I've imported a csv to a pandas dataframe using encoding='latin1' because UTF-8 caused errors. The data imports without error but I'll end up with ? characters instead of a more meaningful replacement
How can I clean up the data I've imported with a more accurate replacement characters?

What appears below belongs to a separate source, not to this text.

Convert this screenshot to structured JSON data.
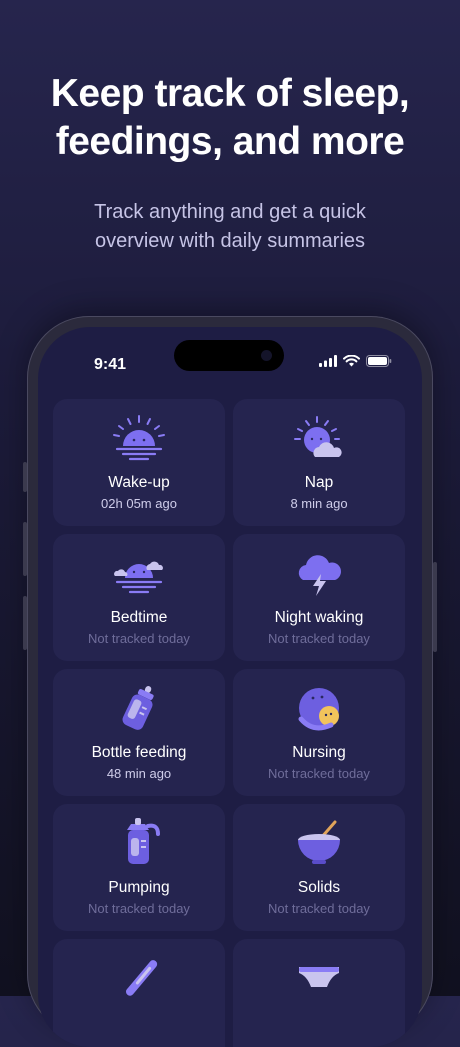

For example, the string 'Mořic', comes through as 'Mo?ic' instead of 'Moric' when I use pd.read_csv('data.csv',delimiter=',',encoding='latin1')

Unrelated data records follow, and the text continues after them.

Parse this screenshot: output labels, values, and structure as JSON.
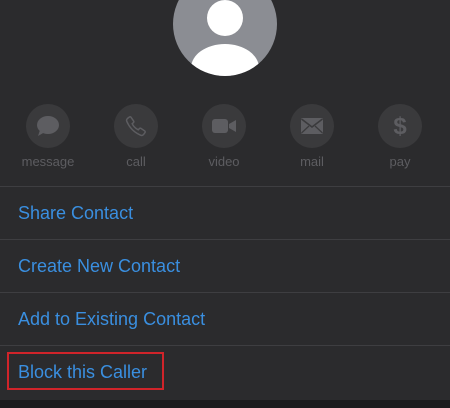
{
  "contact": {
    "avatar_icon": "person-silhouette-icon"
  },
  "actions": [
    {
      "id": "message",
      "label": "message",
      "icon": "message-bubble-icon"
    },
    {
      "id": "call",
      "label": "call",
      "icon": "phone-icon"
    },
    {
      "id": "video",
      "label": "video",
      "icon": "video-camera-icon"
    },
    {
      "id": "mail",
      "label": "mail",
      "icon": "envelope-icon"
    },
    {
      "id": "pay",
      "label": "pay",
      "icon": "dollar-icon"
    }
  ],
  "menu": {
    "items": [
      {
        "label": "Share Contact"
      },
      {
        "label": "Create New Contact"
      },
      {
        "label": "Add to Existing Contact"
      },
      {
        "label": "Block this Caller"
      }
    ]
  },
  "colors": {
    "background": "#2b2b2d",
    "link": "#3a8fe0",
    "action_icon": "#5d5d61",
    "highlight": "#d0242a"
  }
}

Using this article I've managed to get
import unicodedata
#this also works with 'niña'
example = 'Mořic'
nfd_example = unicodedata.normalize("NFD", str(example))
print('original: ',nfd_example)
print('cleaned: ',nfd_example.encode('latin1', 'ignore'))
Out:
original: Mořic
cleaned: b'Moric'
so I tried to apply this to my dataset using an adapted version of the code in this answer to give:
with open('data.csv', 'r', encoding='latin1') as f, open('data-fixed.csv', 'wb') as g:
content = unicodedata.normalize("NFD",f.read())
g.write(content.encode('latin1','ignore'))
df = pd.read_csv('data-fixed.csv',delimiter=',',encoding='latin1')
This works with 'niña' which comes through as 'nina', but others, e.g. 'Mořic' still 'Mo?ic'
Pandas 1.3.0 actually has a new feature encoding_errors but since I have an older version, unable to use this. Hence I am trying to apply the encode('latin1','ignore') approach from above, but not sure how to apply this to pd.read_csv() - perhaps there is a better way to do without using encode()?